Abstract Stretchable ionic conductors such as hydrogels and ionic‐liquid‐based gels (aka ionogels) have garnered great attention as they enable the development of soft ionotronics. Notably, soft ionotronic devices inevitably operate in humid environments or under mechanical loads. However, many previously reported hydrogels and ionogels, however, are unstable in environments with varying humidity levels owing to hydrophilicity, and their liquid components (i.e., ionic liquid, water) may leak easily from polymer matrices under mechanical loads, causing deterioration of device performance. This work presents novel hydrophobic ionogels with strong ionic liquid retention capability. The ionogels are ambiently and mechanically stable, capable of not absorbing moisture in environments with high relative humidity and almost not losing liquid components during long periods of mechanical loading.
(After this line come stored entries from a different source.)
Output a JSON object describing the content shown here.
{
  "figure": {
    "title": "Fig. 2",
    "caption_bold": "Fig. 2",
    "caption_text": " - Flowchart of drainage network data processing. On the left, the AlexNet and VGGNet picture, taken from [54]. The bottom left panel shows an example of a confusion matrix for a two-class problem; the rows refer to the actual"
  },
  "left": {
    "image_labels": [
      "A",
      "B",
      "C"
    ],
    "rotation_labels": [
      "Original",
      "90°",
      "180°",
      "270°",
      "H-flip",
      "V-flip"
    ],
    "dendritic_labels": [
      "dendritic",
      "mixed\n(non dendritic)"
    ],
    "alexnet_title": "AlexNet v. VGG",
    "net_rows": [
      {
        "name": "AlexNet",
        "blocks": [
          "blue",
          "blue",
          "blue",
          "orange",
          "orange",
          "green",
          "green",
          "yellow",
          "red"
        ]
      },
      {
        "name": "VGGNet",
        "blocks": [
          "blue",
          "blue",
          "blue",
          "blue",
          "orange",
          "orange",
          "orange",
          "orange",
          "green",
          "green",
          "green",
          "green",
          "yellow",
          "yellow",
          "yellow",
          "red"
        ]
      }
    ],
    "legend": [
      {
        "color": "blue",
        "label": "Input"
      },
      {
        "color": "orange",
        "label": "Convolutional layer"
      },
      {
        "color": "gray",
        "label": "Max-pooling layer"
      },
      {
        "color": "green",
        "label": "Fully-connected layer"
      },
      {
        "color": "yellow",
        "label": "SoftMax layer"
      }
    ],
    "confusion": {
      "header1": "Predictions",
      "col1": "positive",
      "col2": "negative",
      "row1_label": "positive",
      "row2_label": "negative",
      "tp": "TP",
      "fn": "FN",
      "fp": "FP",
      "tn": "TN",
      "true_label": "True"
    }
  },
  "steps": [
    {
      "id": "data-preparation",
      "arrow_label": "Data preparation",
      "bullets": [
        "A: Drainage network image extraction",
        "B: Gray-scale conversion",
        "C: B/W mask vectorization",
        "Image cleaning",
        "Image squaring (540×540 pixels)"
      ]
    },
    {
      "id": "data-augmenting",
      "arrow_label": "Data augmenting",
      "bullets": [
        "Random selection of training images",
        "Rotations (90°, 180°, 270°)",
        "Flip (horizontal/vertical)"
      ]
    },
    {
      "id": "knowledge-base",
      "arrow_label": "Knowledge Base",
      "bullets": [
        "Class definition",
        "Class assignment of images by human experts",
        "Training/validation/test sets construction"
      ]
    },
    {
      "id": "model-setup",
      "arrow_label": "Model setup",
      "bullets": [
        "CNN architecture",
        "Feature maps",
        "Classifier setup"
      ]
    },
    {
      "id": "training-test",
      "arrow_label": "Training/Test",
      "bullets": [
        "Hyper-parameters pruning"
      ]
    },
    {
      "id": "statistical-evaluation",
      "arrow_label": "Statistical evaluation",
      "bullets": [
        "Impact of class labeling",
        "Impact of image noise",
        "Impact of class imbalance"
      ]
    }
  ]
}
Moreover, the ionogels exhibit desirable conductivity (10 −4 –10 −5 S cm −1 ), large rupturing strain (>2000%), moderate fractocohesive length (0.51 – 1.03 mm), and wide working temperature range (−60 to 200 °C). An ionic skin is further designed by integrating the concept of sensory artificial skins and triboelectric nanogenerators, which can convert multiple stimuli into various types of signals, including resistance, capacitance, short‐circuit current, and open‐circuit voltage. This work may open new avenues for the development of soft ionotronics with stable performance.